The SVD can be used to approximate a matrix: By keeping $k$ columns of $U$ as ($U_k$), $k$ values of $\Sigma$ as ($\Sigma_k$), and $k$ lines of $V^{*}$ as ($V^{*} k$), we still get $M \approx U_k \Sigma_k (V^{*}k)$. If $k$ is small enough, we can use a total number of cells lower than the original $n \times m$.

Note: Running an SVD on a matrix as large as the Netflix one requires a special technique, which reduces these billions of cells to a few millions only while retaining a lot of information. See Timely Development for an example using the Netflix dataset.

Example of matrix approximation

Consider the following table of book ratings by users:

User 1User 2User 3User 4
Book 1141
Book 225
Book 3414
Book 41
Book 53551
Book 632

From which we can build this original matrix:

\[ \begin{bmatrix} 1 & 4 & 0 & 1 \\ 2 & 0 & 0 & 5 \\ 0 & 4 & 1 & 4 \\ 1 & 0 & 0 & 0 \\ 3 & 5 & 5 & 1 \\ 0 & 3 & 2 & 0 \end{bmatrix} \]

Rebuilt with $k = 4$, the matrix is the same.

Approximation in rounded integers with $k = 3$:

\[ \begin{bmatrix} 0 & 4 & 1 & 1 \\ 2 & 0 & 0 & 5 \\ 0 & 4 & 1 & 4 \\ 0 & 0 & 0 & 0 \\ 3 & 5 & 5 & 1 \\ 0 & 3 & 2 & 0 \end{bmatrix} \]

RMSE ≈ 0.657

Three ratings are wrong: (User1, Book1) and (User4, Book1) were both 1 and are now 0, (User1, Book3) was 0 and is now 1.

With $k = 2$:

\[ \begin{bmatrix} 1 & 3 & 2 & 1 \\ 1 & 1 & -1 & 5 \\ 2 & 3 & 1 & 4 \\ 0 & 0 & 0 & 0 \\ 2 & 6 & 4 & 1 \\ 1 & 3 & 2 & 0 \end{bmatrix} \]

RMSE ≈ 2.903

Quite a few mistakes here… one rating is -1 and one is 6! When the matrix is rebuilt, the values must always be recalibrated into the right range.

With $k = 1$:

\[ \begin{bmatrix} 1 & 3 & 2 & 2 \\ 1 & 2 & 1 & 1 \\ 1 & 4 & 2 & 2 \\ 0 & 0 & 0 & 0 \\ 2 & 5 & 3 & 3 \\ 1 & 2 & 1 & 1 \end{bmatrix} \]

RMSE ≈ 9.456

This one is way off! We can’t use such an approximation. One must then find a compromise between data size and precision by tweaking the value of $k$.
For reference, the first team to reach a RMSE under 0.8572 in their predictions on the Netflix dataset will win the prize.

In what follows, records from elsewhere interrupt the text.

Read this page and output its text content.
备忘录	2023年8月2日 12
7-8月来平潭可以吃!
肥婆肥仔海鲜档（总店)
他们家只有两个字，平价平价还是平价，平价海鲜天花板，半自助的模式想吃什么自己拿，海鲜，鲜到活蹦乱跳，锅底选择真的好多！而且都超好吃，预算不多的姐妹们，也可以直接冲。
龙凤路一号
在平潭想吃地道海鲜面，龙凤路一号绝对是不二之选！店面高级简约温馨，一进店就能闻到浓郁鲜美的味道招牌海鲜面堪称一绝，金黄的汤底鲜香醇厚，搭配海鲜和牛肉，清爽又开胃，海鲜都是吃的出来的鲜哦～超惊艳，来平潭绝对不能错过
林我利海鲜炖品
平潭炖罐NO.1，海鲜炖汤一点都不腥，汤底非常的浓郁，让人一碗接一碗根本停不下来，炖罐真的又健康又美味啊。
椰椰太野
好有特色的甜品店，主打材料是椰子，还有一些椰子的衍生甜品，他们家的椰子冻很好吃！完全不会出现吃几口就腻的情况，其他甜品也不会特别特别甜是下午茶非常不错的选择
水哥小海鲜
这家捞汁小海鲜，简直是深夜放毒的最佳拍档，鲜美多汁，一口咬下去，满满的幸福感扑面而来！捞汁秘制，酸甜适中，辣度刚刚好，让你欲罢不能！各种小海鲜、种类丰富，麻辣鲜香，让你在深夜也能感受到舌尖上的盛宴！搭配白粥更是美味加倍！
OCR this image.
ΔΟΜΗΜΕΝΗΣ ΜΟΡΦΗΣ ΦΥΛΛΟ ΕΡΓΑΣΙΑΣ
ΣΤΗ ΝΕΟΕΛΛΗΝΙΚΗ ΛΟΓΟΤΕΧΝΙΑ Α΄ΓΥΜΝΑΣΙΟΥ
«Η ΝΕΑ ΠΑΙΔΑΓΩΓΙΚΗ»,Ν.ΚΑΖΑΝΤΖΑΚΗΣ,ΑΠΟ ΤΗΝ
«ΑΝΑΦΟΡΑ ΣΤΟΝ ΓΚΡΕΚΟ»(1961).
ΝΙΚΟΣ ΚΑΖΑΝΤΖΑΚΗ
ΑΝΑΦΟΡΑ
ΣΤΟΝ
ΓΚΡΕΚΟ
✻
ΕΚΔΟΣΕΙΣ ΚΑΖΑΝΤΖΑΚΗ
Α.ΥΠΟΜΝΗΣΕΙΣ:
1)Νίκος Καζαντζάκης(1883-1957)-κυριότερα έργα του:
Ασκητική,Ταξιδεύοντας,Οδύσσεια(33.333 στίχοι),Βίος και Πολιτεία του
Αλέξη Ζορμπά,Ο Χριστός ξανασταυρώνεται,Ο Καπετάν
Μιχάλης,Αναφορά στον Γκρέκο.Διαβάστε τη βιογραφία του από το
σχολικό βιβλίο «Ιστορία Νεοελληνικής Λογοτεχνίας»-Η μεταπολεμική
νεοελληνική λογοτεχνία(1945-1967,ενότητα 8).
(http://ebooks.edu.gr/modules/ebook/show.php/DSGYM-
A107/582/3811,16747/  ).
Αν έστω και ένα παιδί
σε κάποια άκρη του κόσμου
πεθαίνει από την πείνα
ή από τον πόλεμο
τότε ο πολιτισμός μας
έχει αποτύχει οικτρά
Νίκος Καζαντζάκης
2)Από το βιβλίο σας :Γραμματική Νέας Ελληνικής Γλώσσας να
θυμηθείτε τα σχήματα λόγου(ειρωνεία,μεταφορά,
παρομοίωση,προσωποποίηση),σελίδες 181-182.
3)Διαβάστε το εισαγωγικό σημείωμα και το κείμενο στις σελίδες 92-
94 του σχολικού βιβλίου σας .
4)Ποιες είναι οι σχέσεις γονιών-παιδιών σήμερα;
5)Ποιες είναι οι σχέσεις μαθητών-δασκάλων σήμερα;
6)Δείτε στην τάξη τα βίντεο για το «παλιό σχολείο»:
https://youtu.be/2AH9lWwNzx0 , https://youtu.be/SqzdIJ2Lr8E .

SVD for fun: image compression

Let’s try on real data. If we load an image as a matrix of colours, how well can we compress it using the SVD? Pretty well, even if it’s not JPEG. Take a look at “Lenna”, using different values for $k$:

$k = 1$, image generated from (1×384 + 1 + 384×1) = 769 bytes.
lenna-1.png

$k = 10$; 7,690 bytes.
lenna-10.png

$k = 20$; 15,380 bytes.
lenna-20.png

$k = 50$; 38,450 bytes.
lenna-50.png

$k = 100$; 76,900 bytes.
lenna-100.png

$k = 200$; 153,800 bytes.
lenna-200.png

Here is lenna.png, the file used as an input to the program; Please excuse the very primitive PPM writer, this is not really the point of this article.
The code for image compression is in Haskell, using the hmatrix and pngload libraries:

module Main where

import Numeric.LinearAlgebra
import Codec.Image.PNG (loadPNGFile, dimensions, imageData)
import Data.Array.MArray (getElems)
import Data.Word (Word8)
import Data.Char (chr)

main = do
    png <- loadPNGFile "lenna.png"
    case png of
        Left fail -> error fail
        Right img -> do
        m <- fmap (compress 10) $ mkMatrix img
        savePPM "out.ppm" m

mkMatrix img = do  -- creates a matrix from a PNGImage
    let (w,h) = dimensions img
    table <- getElems $ imageData img :: IO [Word8] -- read colours
    return $ (fromEnum h><fromEnum (3*w)) $ map fromIntegral table

compress k m = u_k <> sigma_k <> v_k where
    (u,sigma,v) = full svd m                      -- get SVD, keep:
    sigma_k = (takeColumns k . takeRows k) sigma  -- k values of Σ
    u_k = takeColumns k u                         -- k columns of U
    v_k = takeRows k $ trans v                    -- k rows of v

savePPM filename m = writeFile filename $ header ++ contents where
    header = concat ["P6\n", show $ cols m `div` 3,
        " ", show $ rows m, "\n255\n"]
    contents = (concatMap . map) toChar $ toLists m          -- format
    toChar = chr . fromIntegral . round . max 0 . min 255.0  -- convert

Other techniques

There are many ways to recommend items; a lot of them are described (with Python code!) in the fantastic book Programming Collective Intelligence by Toby Segaran.